In October 2020, the World Bank released forecasts of other important macroeconomic indicators. These suggested that Turkey will struggle to achieve their target for inflation over the next two years, while the other countries in the region are more or less on target. The Gross Fixed Capital Investment growth rate hit negative double figures for three countries, namely Ukraine, Bulgaria, and Georgia, in 2020, with other countries experiencing a less sharp drop. 
 
Georgia seems to have the highest current account deficit, which can again be explained by its economy’s relatively high dependence on tourism. In terms of fiscal deficit, those of Romania and Georgia are higher than the other countries in the region. If we look at the debt to GDP ratio, Georgia again stands out, along with Ukraine, with both countries’ debt to GDP ratio being close to the 60% threshold.
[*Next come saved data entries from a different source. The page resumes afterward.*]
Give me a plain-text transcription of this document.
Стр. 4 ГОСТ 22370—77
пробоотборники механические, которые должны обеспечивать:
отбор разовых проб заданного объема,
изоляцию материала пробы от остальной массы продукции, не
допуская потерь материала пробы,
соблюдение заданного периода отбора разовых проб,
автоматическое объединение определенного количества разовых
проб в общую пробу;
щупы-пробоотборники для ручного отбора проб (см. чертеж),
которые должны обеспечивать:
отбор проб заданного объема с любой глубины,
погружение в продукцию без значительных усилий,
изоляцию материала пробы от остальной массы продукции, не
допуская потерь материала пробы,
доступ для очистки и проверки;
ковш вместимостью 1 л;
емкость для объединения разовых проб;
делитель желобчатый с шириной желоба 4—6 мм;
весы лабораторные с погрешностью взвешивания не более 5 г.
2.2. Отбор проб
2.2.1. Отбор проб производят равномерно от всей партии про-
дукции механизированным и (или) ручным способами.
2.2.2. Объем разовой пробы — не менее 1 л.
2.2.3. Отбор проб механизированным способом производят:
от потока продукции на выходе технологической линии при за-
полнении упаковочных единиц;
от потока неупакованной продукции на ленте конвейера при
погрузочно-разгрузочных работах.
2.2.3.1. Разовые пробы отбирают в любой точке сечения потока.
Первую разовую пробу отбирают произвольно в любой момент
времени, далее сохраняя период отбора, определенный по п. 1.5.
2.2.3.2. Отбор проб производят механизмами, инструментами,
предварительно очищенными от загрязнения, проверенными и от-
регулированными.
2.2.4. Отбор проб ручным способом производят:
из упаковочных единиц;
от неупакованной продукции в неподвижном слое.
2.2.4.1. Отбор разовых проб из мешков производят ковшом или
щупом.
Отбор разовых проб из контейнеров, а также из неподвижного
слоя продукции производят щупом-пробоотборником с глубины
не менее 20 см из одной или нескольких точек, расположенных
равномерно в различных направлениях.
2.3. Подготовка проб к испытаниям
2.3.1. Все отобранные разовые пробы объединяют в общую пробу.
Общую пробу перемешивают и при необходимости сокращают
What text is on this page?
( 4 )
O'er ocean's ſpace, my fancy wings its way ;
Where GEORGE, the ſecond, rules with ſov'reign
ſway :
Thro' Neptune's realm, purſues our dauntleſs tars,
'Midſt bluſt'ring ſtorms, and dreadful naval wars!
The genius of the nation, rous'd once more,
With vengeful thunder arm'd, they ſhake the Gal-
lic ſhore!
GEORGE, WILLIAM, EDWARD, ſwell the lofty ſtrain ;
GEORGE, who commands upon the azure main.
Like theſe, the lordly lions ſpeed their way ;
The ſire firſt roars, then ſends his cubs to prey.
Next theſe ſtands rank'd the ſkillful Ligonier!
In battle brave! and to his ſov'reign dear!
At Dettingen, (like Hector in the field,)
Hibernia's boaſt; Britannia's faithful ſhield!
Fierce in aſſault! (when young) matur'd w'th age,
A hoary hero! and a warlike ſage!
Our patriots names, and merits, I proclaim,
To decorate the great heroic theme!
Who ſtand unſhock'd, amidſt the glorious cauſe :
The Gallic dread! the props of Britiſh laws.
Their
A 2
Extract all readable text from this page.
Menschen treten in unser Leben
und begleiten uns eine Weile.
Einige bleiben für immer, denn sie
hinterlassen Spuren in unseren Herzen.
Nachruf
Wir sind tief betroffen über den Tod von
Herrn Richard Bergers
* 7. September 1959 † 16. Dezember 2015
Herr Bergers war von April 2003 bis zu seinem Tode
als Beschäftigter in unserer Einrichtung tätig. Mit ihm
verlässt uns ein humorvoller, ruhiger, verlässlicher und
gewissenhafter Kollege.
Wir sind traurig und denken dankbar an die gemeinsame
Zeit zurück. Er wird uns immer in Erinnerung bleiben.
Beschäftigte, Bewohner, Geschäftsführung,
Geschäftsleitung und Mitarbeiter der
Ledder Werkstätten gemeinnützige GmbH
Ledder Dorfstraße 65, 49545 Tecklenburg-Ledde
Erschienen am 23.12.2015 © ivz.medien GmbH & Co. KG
Contrarily, Bulgaria and Russia have lower ratios, both sitting below 30%.
 
There are diverse factors leading to the differences in the economic performance of the countries in the region. It can be concluded that pre-crisis vulnerabilities, a higher stringency index, a higher dependence on tourism, and limited fiscal capacity all lead to a country’s relatively poor role in country’s worse economic performance. Conversely, Turkey has recorded a strong rebound which could most probably be attributed to its high spending as part of the stimulus package.